High availability is becoming really important for the companies, by the dependance created by the internet and new technologies, that are not available most of the time. There is no standard for the duration of a service outage. This depends on the context and the criticality of the application.

2- Definition :

We define high availability as a system allowing to ensure the operational continuity of a service in a period of time. To measure the availability, a scale is used which consists of 9 steps. A highly available service is 99% available in less than 3.65 days per year. In order to calculate the availability, the metrics used are as follows:

  • MTBF ( Mean Time Between Failure): measures estimated time between two system failures.
  • MTTR (Mean Time To Recovery): measures estimated time to restore functionality.

The calculation formula of availability is : Availability = MTBF / (MTBF+MTTR).

3- High availability fundamentals:

In most companies, Internet is located in the heart of all activities, thus the need of its availability is mandatory. Internet is used either to communicate with the external world, to support various applications within the company (CRM, ERP, etc…), or for voice/video services (VoIP). It is necessary to distinguish the company’s needs on both levels : Available services for clients versus mandatory services for internal operation. One of the  most illustrative examples is the corporate websites, which are now at the center of the communication and most business professions. The high availability of websites is organised around different axes that can be primary :

  • The redundancy of materials,
  • The localisation of materials,
  • The application of the security update of the server applications,
  • The enterprise’s network security,
  • The permanent availability of backup/rescue/disaster recovery solutions.


Redundancy is a mechanism that allows one or multiple components of an architecture to be duplicated by one or more identical elements. To have “n” servers on “x” sites will allow a redundancy of information, with a risk of breakdown divided by “x”+”n”.
However, systems that automatically switch from one site to another are required. The most commonly implemented systems to ensure this redundancy are clusters.
Clusters can either be active/passive or active/active. The first case represents a group of backup machines on which the infrastructure will be switched, while an active/active system will allow both systems to operate in parallel ; in this case, only on of the two devices can operate solo.

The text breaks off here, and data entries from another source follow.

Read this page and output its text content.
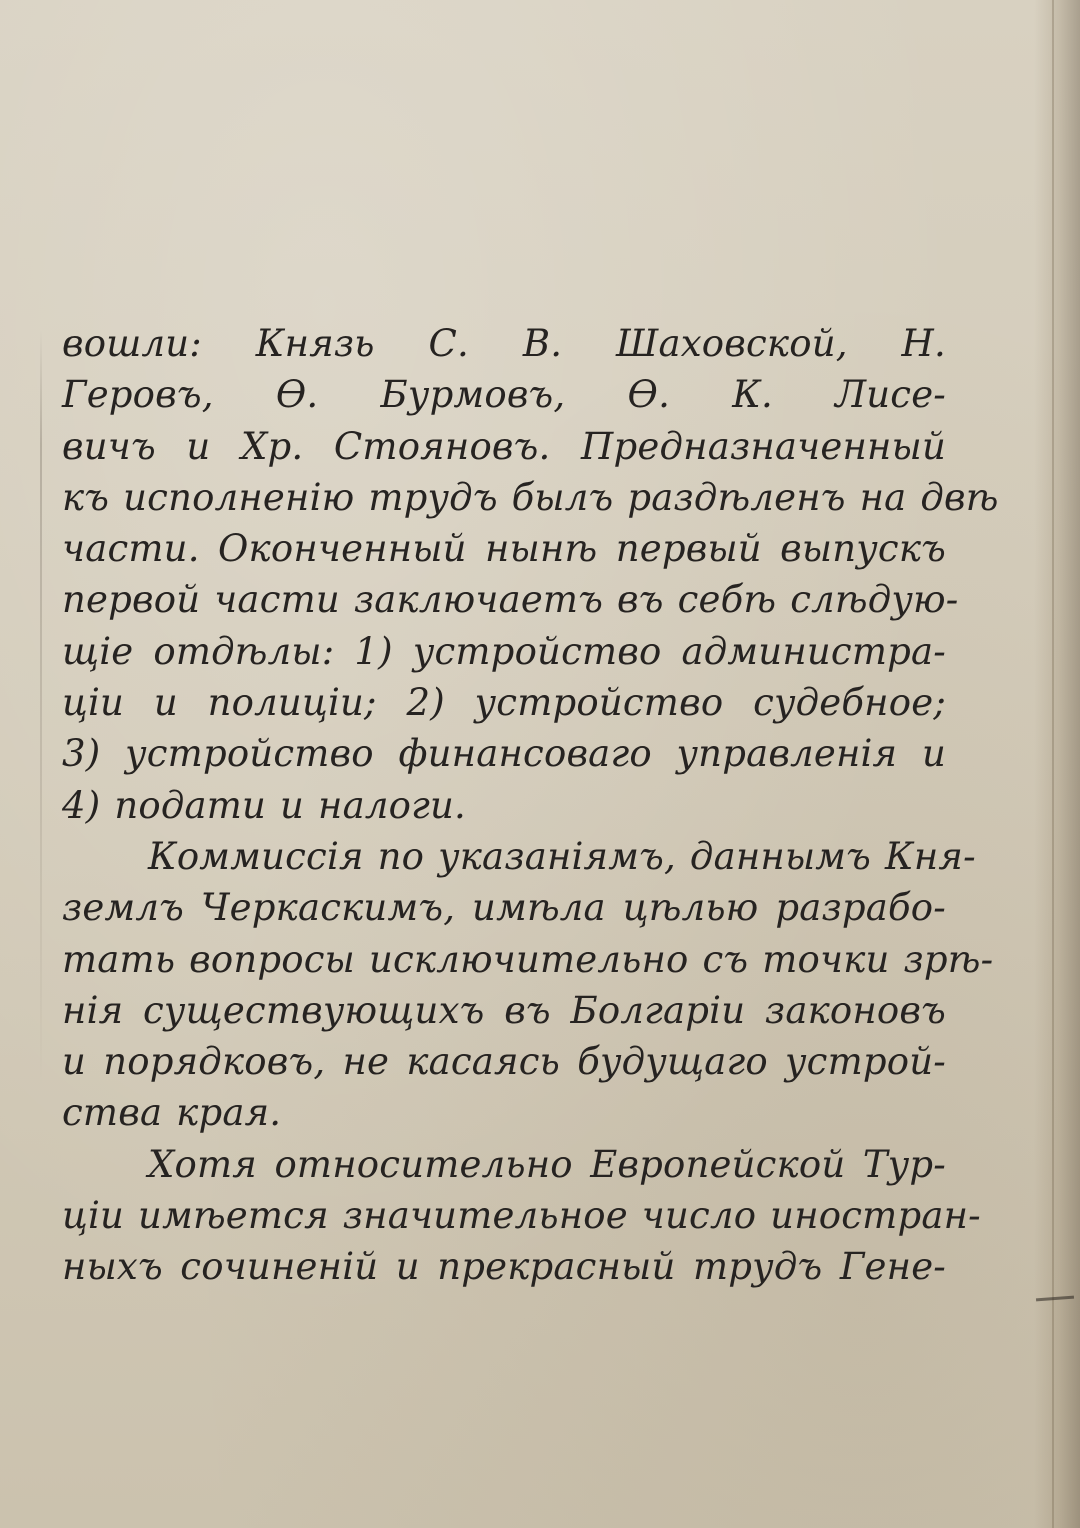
вошли: Князь С. В. Шаховской, Н.
Геровъ, Ѳ. Бурмовъ, Ѳ. К. Лисе-
вичъ и Хр. Стояновъ. Предназначенный
къ исполненію трудъ былъ раздѣленъ на двѣ
части. Оконченный нынѣ первый выпускъ
первой части заключаетъ въ себѣ слѣдую-
щіе отдѣлы: 1) устройство администра-
ціи и полиціи; 2) устройство судебное;
3) устройство финансоваго управленія и
4) подати и налоги.
Коммиссія по указаніямъ, даннымъ Кня-
землъ Черкаскимъ, имѣла цѣлью разрабо-
тать вопросы исключительно съ точки зрѣ-
нія существующихъ въ Болгаріи законовъ
и порядковъ, не касаясь будущаго устрой-
ства края.
Хотя относительно Европейской Тур-
ціи имѣется значительное число иностран-
ныхъ сочиненій и прекрасный трудъ Гене-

Applications and software updates:

The applications can present bugs, the resolution by the updates allows to correct these defects. Thus, malicious people can be prevented from exploring a vulnerability that would allow access to company information. Having maintenance service is therefore important and sometimes taking into account the technical skills required, it is wise to outsource the maintenance operations.

Disaster Recovery:

This is a plan that allows to resume a total or partial activity following a disaster that has occurred on the information system. The purpose of this plan is to minimize the impact of the loss on the company’s business. The key points in a recovery plan are :

  • Backup of the equipment,
  • High availability of backup machines,
  • Disaster recovery solutions, with degraded mode.

4- Perspectives:

High availability has become essential for many services. The material becomes more and more powerful, the capacities and functionalities of the components are increasingly important. The techniques are better mastered.
So why do we not reach the 100% availability? The technique is a component but the human interaction is also present. New technologies and incessant improvements are increasingly enabling power to be increased without stopping the service, but there are always unforeseeable causes. The objective is precisely to anticipate these unforeseen events and above all to minimize their causes. In terms of prospects, the increase in flow and the disappearance of digital boundaries will make it possible to generalize this high availability. The objective would be that these application and data servers consume less and less to respect the environment.